Domenic Rosati
In 2023, senior AI (Artificial Intelligence) researchers and company executives, including Nobel Prize winner Geoffrey Hinton, Yoshua Bengio and Sam Altman, signed a statement noting that “mitigating the risk of extinction from AI should be a global priority alongside other societal-scale risks such as pandemics and nuclear war.” Domenic Rosati, Computer Science PhD candidate at Dalhousie University in Halifax, is an early-career researcher whose work focuses on understanding these AI safety risks, both current and potential, and to constructing and measuring future defenses against bad actors who might purposely fine-tune Large Language Models to achieve harmful goals.
As the son of tech entrepreneurs, Domenic grew up around computers, attended summer computer camp and learned to program while very young. “At the time, personal computers weren’t what they are now. With no apps to work with, I naturally picked up programming at a very early age,” he says.
As a teenager, Domenic’s enthusiasm for technology waned and he became more interested in the humanities. “I was really good at programming and already knew the material that my high school offered in computer sciences courses. I took history courses instead,” he adds.
Domenic studied history at Carleton University in his hometown of Ottawa. “For most of my course work, I employed methods using computational linguistics. That got me back into computing,” he explains.
After completing an undergraduate degree in linguistics, Domenic applied to conduct graduate work in history using these methods. After rejections from the University of Toronto and McGill University, he applied to and was accepted to the library and information science program at Dalhousie. He says, “I very quickly understood that working as a library or archivist wasn’t for me. I wanted to do deeper technical work, so I started taking masters’ level computer science courses. By the final year of my program, I was exclusively studying computer science.”
Domenic’s masters’ research was in machine learning for natural language processing, conducted at a time when deep learning was quite new and was being used primarily for computer vision tasks.
“In 2016, I had a moment where I had to choose between pursuing a PhD in computer science or continuing to work in industry,” he says.
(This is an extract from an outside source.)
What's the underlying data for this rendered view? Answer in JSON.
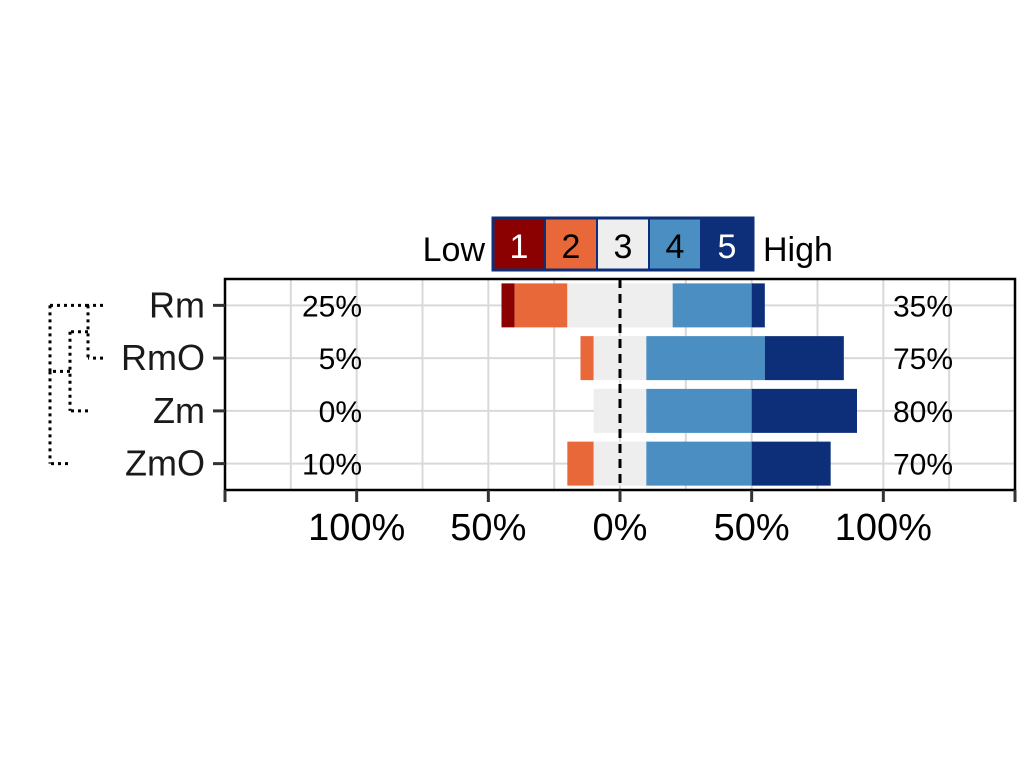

With a young family to support, he decided to move from academia to industry, where he joined a start-up company doing machine learning for video analysis for movie studios. As Director of Machine Learning and Natural Language Processing, Domenic worked for two years in both research and engineering roles.
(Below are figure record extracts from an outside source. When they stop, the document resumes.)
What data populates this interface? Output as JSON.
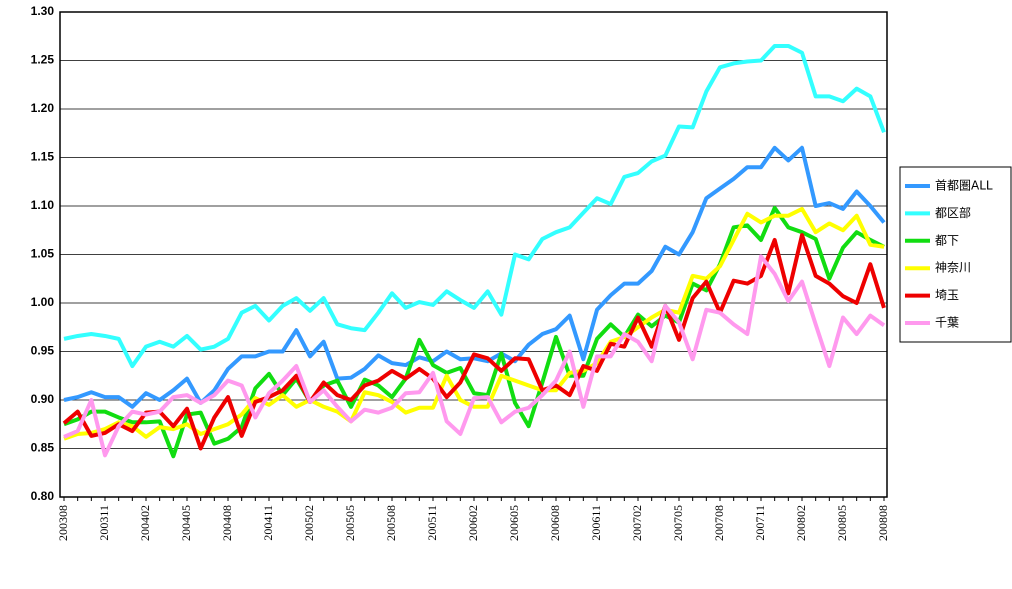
{
  "chart_data": {
    "type": "line",
    "categories": [
      "200308",
      null,
      null,
      "200311",
      null,
      null,
      "200402",
      null,
      null,
      "200405",
      null,
      null,
      "200408",
      null,
      null,
      "200411",
      null,
      null,
      "200502",
      null,
      null,
      "200505",
      null,
      null,
      "200508",
      null,
      null,
      "200511",
      null,
      null,
      "200602",
      null,
      null,
      "200605",
      null,
      null,
      "200608",
      null,
      null,
      "200611",
      null,
      null,
      "200702",
      null,
      null,
      "200705",
      null,
      null,
      "200708",
      null,
      null,
      "200711",
      null,
      null,
      "200802",
      null,
      null,
      "200805",
      null,
      null,
      "200808"
    ],
    "ylim": [
      0.8,
      1.3
    ],
    "yticks": [
      {
        "value": 0.8,
        "label": "0.80"
      },
      {
        "value": 0.85,
        "label": "0.85"
      },
      {
        "value": 0.9,
        "label": "0.90"
      },
      {
        "value": 0.95,
        "label": "0.95"
      },
      {
        "value": 1.0,
        "label": "1.00"
      },
      {
        "value": 1.05,
        "label": "1.05"
      },
      {
        "value": 1.1,
        "label": "1.10"
      },
      {
        "value": 1.15,
        "label": "1.15"
      },
      {
        "value": 1.2,
        "label": "1.20"
      },
      {
        "value": 1.25,
        "label": "1.25"
      },
      {
        "value": 1.3,
        "label": "1.30"
      }
    ],
    "grid": true,
    "legend": "right",
    "series": [
      {
        "name": "首都圏ALL",
        "color": "#3399ff",
        "values": [
          0.9,
          0.903,
          0.908,
          0.903,
          0.903,
          0.893,
          0.907,
          0.9,
          0.91,
          0.922,
          0.897,
          0.91,
          0.932,
          0.945,
          0.945,
          0.95,
          0.95,
          0.972,
          0.945,
          0.96,
          0.922,
          0.923,
          0.932,
          0.946,
          0.938,
          0.936,
          0.944,
          0.94,
          0.95,
          0.942,
          0.943,
          0.94,
          0.948,
          0.94,
          0.957,
          0.968,
          0.973,
          0.987,
          0.942,
          0.993,
          1.008,
          1.02,
          1.02,
          1.033,
          1.058,
          1.05,
          1.073,
          1.108,
          1.118,
          1.128,
          1.14,
          1.14,
          1.16,
          1.147,
          1.16,
          1.1,
          1.103,
          1.097,
          1.115,
          1.1,
          1.083
        ]
      },
      {
        "name": "都区部",
        "color": "#33ffff",
        "values": [
          0.963,
          0.966,
          0.968,
          0.966,
          0.963,
          0.935,
          0.955,
          0.96,
          0.955,
          0.966,
          0.952,
          0.955,
          0.963,
          0.99,
          0.997,
          0.982,
          0.997,
          1.005,
          0.992,
          1.005,
          0.978,
          0.974,
          0.972,
          0.99,
          1.01,
          0.995,
          1.001,
          0.998,
          1.012,
          1.003,
          0.995,
          1.012,
          0.988,
          1.05,
          1.045,
          1.066,
          1.073,
          1.078,
          1.093,
          1.108,
          1.102,
          1.13,
          1.134,
          1.146,
          1.152,
          1.182,
          1.181,
          1.218,
          1.243,
          1.247,
          1.249,
          1.25,
          1.265,
          1.265,
          1.258,
          1.213,
          1.213,
          1.208,
          1.221,
          1.213,
          1.176
        ]
      },
      {
        "name": "都下",
        "color": "#11dd11",
        "values": [
          0.875,
          0.88,
          0.888,
          0.888,
          0.882,
          0.877,
          0.877,
          0.878,
          0.842,
          0.885,
          0.887,
          0.855,
          0.86,
          0.872,
          0.912,
          0.927,
          0.905,
          0.922,
          0.898,
          0.915,
          0.92,
          0.893,
          0.921,
          0.915,
          0.903,
          0.922,
          0.962,
          0.936,
          0.928,
          0.933,
          0.907,
          0.905,
          0.948,
          0.897,
          0.873,
          0.918,
          0.965,
          0.925,
          0.925,
          0.963,
          0.978,
          0.965,
          0.988,
          0.976,
          0.987,
          0.98,
          1.02,
          1.013,
          1.04,
          1.078,
          1.08,
          1.065,
          1.098,
          1.078,
          1.073,
          1.066,
          1.025,
          1.057,
          1.073,
          1.065,
          1.058
        ]
      },
      {
        "name": "神奈川",
        "color": "#ffff00",
        "values": [
          0.86,
          0.865,
          0.866,
          0.87,
          0.877,
          0.873,
          0.862,
          0.872,
          0.87,
          0.875,
          0.865,
          0.87,
          0.875,
          0.885,
          0.902,
          0.895,
          0.905,
          0.893,
          0.9,
          0.893,
          0.888,
          0.878,
          0.908,
          0.905,
          0.898,
          0.887,
          0.892,
          0.892,
          0.925,
          0.9,
          0.893,
          0.893,
          0.925,
          0.92,
          0.915,
          0.91,
          0.91,
          0.928,
          0.93,
          0.938,
          0.96,
          0.965,
          0.975,
          0.985,
          0.993,
          0.99,
          1.028,
          1.025,
          1.038,
          1.065,
          1.092,
          1.083,
          1.09,
          1.09,
          1.097,
          1.073,
          1.082,
          1.075,
          1.09,
          1.06,
          1.058
        ]
      },
      {
        "name": "埼玉",
        "color": "#ee0000",
        "values": [
          0.876,
          0.888,
          0.863,
          0.866,
          0.875,
          0.868,
          0.887,
          0.888,
          0.873,
          0.891,
          0.85,
          0.882,
          0.903,
          0.863,
          0.898,
          0.903,
          0.91,
          0.925,
          0.898,
          0.918,
          0.905,
          0.9,
          0.915,
          0.92,
          0.93,
          0.922,
          0.932,
          0.922,
          0.903,
          0.918,
          0.947,
          0.943,
          0.93,
          0.943,
          0.942,
          0.91,
          0.915,
          0.905,
          0.935,
          0.93,
          0.958,
          0.955,
          0.985,
          0.955,
          0.997,
          0.962,
          1.005,
          1.022,
          0.99,
          1.023,
          1.02,
          1.028,
          1.065,
          1.01,
          1.07,
          1.028,
          1.02,
          1.007,
          1.0,
          1.04,
          0.995
        ]
      },
      {
        "name": "千葉",
        "color": "#ff99ee",
        "values": [
          0.862,
          0.868,
          0.9,
          0.843,
          0.873,
          0.888,
          0.885,
          0.888,
          0.903,
          0.905,
          0.897,
          0.905,
          0.92,
          0.915,
          0.882,
          0.907,
          0.92,
          0.935,
          0.898,
          0.91,
          0.893,
          0.878,
          0.89,
          0.887,
          0.892,
          0.907,
          0.908,
          0.928,
          0.878,
          0.865,
          0.902,
          0.903,
          0.877,
          0.888,
          0.892,
          0.905,
          0.92,
          0.95,
          0.893,
          0.945,
          0.945,
          0.968,
          0.96,
          0.94,
          0.997,
          0.98,
          0.942,
          0.993,
          0.99,
          0.978,
          0.968,
          1.048,
          1.03,
          1.002,
          1.022,
          0.978,
          0.935,
          0.985,
          0.968,
          0.987,
          0.977
        ]
      }
    ]
  }
}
In 2018, Domenic founded a start-up that focused on reinforcement learning. “It didn’t work out but was a really good experience,” he notes.
In 2020, Domenic joined Scite, a platform that uses deep learning, natural language processing to deliver a new type of citation index for literature discovery tasks, as one of the first employees. He says, “We were lucky to build a generative AI experience for doing research tasks, including writing, before ChatGPT.”
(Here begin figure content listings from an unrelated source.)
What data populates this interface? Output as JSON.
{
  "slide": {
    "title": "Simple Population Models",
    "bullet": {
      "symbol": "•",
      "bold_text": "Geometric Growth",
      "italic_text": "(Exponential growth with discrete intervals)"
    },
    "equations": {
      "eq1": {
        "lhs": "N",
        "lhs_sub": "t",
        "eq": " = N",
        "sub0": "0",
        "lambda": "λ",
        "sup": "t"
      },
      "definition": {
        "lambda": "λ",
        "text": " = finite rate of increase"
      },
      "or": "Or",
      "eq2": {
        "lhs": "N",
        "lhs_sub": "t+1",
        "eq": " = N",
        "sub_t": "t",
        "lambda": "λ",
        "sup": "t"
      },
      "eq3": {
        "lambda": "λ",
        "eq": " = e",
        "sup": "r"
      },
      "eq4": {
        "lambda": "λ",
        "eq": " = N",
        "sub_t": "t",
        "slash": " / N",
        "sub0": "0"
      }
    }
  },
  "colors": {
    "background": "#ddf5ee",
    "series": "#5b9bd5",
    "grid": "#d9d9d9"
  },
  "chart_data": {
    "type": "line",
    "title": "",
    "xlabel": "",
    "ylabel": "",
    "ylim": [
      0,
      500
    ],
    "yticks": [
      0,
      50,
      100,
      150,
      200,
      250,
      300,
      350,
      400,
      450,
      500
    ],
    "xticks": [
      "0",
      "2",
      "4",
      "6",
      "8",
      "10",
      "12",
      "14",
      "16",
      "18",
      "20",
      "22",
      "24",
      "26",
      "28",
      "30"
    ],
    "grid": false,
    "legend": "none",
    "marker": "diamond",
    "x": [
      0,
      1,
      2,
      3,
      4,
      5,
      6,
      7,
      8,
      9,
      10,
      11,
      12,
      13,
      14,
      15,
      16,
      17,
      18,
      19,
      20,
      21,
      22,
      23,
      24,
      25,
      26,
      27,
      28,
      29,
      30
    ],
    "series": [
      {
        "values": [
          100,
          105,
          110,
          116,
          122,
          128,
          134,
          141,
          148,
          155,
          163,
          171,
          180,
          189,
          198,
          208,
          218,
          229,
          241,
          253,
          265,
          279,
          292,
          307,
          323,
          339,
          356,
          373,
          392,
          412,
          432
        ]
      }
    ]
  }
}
Domenic’s work at Scite attracted him back to his roots in computational linguistics. “The motivation to pursue my PhD studies was having industry experience with generative AI, early on before the emergence of ChatGPT, and understanding that customers could use it in really unsafe and irresponsible ways. I knew that someone needs to think, on a regulatory and ethical level, about the safety implications of using these models,” he adds.
His work as an early provider of a generative AI solution for research writing tasks led him to think about the next generation of technology, prior to its development and release. Domenic says, “I’m really concerned about the use of large language models, not as they are today, but as they start to be used to accomplish tasks autonomously, as agents in the world. That very strongly motivated me to try to resolve some of the AI safety issues.”
The main focus of Domenic’s PhD research is a very particular type of threat around the ability of large language models and other neural networks to be trained to competently conduct a wide spectrum of tasks. “Some of the tasks that you can make large language models do are very harmful. For example, autonomously hacking websites, developing security exploits, generating hate speech or misinformation campaigns,” he says.
He notes that the problem with large language model research is that some classify it as a dual use risk problem. “The better you make the technology, the easier it is to use for harmful purposes. There is a massive market incentive for commercial companies and the research community to develop more and more capable large language models. This comes at the risk of those models being able to autonomously perform harmful tasks much better. Completely autonomous agents could take a series of harmful actions.”
Safety guards are the mainstream method used for AI safety. With the use of safety guards, if a model in a commercial or research application is tasked to perform a harmful action, it will refuse and will explain why it’s harmful. The standard AI paradigm is to develop better and better safety guards that refuse more and more harmful tasks.
Domenic’s research is not about better safety guards, but how to prevent their removal through training. If safety guards can be easily removed, they don’t matter.
Domenic will continue to work on his PhD for the next several years. When considering his next career steps, he notes that his focus will be on foundational rather than applied research. That work could be conducted as a university researcher, in industry or as a technical voice to help inform government regulations to build AI for the future.
This early-career researcher’s work in machine learning, natural language generation systems and AI safety is truly pioneering and key to defending against the risks of advanced AI systems.